But on the same day that the clip debuted on MTV.com, Leto was back at work, decrying what he called the censorship of the video, which contains copious amounts of S&M imagery, heavily choreographed slo-mo fisticuffs, and an seemingly endless string of controversial images intended to shock and confuse.
In a blog entry on JaredLeto.com posted on Monday and titled "BANNED FROM TELEVISION," Leto, who directed the clip under his pseudonym, Bartholomew Cubbins, posted a letter (one of several he claimed he received) from an unnamed executive at an unnamed TV network who explained why the video couldn't be aired in its present state.
"Overall the bondage theme will warrant a POST 10 p.m. restriction as the film is in its current form," read the letter. "There is one shot that will have to be removed completely for a POST 10 p.m. restriction. 09:17 — WOMAN RUNS FINGER OVER OTHER WOMAN'S G-STRING-CLAD BOTTOM AND TOUCHES HER ANUS — This shot makes the video completely restricted. There are other bondage shots towards the end of the film that [C]ompliance were unclear about, they would have to view frame by frame on tape to gauge whether they would need to be cut too for POST 10PM. The violence in the film is not graphic and would warrant a POST 7 p.m. restriction.

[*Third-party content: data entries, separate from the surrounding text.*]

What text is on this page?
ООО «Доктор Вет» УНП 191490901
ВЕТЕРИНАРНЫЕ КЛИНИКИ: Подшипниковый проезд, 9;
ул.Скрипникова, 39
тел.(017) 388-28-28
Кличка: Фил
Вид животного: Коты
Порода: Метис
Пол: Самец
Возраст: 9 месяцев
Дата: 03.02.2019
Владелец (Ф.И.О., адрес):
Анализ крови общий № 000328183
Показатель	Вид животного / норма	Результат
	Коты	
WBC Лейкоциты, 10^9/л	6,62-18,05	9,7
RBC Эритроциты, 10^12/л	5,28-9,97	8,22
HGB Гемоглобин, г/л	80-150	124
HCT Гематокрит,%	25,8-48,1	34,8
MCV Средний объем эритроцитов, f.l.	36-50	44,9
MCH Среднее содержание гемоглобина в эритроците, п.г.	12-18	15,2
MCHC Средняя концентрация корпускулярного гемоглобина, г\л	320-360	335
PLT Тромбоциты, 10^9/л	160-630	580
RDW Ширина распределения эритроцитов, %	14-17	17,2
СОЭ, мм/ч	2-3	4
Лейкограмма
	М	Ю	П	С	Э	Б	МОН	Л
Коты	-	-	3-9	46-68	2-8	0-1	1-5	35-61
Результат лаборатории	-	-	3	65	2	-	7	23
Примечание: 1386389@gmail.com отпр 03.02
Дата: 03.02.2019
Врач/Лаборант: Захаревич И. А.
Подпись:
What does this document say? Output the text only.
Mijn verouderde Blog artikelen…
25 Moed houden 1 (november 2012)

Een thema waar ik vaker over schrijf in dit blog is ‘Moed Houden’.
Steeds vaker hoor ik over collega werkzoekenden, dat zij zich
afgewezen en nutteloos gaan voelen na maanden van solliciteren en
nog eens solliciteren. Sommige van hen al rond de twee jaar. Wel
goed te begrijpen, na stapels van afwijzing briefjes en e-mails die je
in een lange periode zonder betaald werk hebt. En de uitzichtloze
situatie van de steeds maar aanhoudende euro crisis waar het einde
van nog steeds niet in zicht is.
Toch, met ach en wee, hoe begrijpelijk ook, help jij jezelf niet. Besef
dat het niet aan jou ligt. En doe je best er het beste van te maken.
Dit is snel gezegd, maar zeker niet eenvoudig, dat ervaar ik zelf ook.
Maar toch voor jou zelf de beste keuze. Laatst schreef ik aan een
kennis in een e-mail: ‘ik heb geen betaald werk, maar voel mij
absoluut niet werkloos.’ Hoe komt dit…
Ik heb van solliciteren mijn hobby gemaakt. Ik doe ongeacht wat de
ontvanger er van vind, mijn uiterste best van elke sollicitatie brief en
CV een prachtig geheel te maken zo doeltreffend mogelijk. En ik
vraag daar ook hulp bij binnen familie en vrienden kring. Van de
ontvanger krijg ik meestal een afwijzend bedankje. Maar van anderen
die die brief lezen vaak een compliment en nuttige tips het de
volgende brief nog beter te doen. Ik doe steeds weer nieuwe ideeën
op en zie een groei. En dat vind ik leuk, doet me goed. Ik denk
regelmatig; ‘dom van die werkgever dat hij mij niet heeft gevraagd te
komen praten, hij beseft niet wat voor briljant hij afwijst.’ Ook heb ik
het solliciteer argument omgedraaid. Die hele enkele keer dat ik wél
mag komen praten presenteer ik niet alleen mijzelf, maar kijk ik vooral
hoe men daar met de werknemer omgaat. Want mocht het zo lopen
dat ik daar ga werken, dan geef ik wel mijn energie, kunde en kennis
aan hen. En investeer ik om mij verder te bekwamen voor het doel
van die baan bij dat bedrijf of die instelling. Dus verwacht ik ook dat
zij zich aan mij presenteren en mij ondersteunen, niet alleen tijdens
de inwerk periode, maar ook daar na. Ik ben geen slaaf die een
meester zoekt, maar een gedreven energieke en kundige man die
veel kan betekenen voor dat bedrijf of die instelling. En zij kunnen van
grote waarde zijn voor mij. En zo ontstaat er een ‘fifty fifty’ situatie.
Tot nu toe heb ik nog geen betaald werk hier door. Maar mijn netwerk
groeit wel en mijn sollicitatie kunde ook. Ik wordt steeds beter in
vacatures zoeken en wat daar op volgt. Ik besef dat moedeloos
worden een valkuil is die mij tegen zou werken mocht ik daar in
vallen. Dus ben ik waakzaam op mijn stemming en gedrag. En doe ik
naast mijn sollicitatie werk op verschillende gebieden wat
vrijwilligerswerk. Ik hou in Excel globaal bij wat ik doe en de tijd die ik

But the overall sexual content does push the restriction up."
The letter then goes on to log, scene-by-scene the potentially objectionable images, from one in which Leto's character jumps out of a skyscraper window (not a problem), to another in which a priest, rabbi, and imam burn holy books on a pyre in an alley, and a brief image of hot wax dripping over a woman's body.
The breakdown explicitly states more than 40 scenes or images that are restricted to after 10 p.m. and others that are more suitable for showing after 9 p.m. or 7 p.m.
"We always knew there would be some images that would have a tough time getting through," Leto told EW.com on Monday about the controversy. "But we didn't expect this kind of pushback that we're getting now."
Leto has said he's working on a "creative" solution to edit the original 20-plus-minute clip down so he can at least get it shown before the 10 p.m. curfew. He also told EW.com that the plan all along was to have several versions of the video available to fans, including an uncensored full cut. "I had always planned on having an explicit version and then a version that was not so explicit," Leto said. "The version that we were trying to get on broadcast is not the explicit version, and that's still having a really difficult time."
Leto is frankly a bit confused about why the networks that reportedly rejected the video are so upset about the sexual images in it. "I'm not interested in provocation for provocation's sake," he explained. "I just think it's interesting that when you turn on the news or whatever else catches your interest, how much violence and negativity is available out there. As soon as it comes time for sexuality, it's a big shock that people are sexual beings. It's an interesting double standard to me."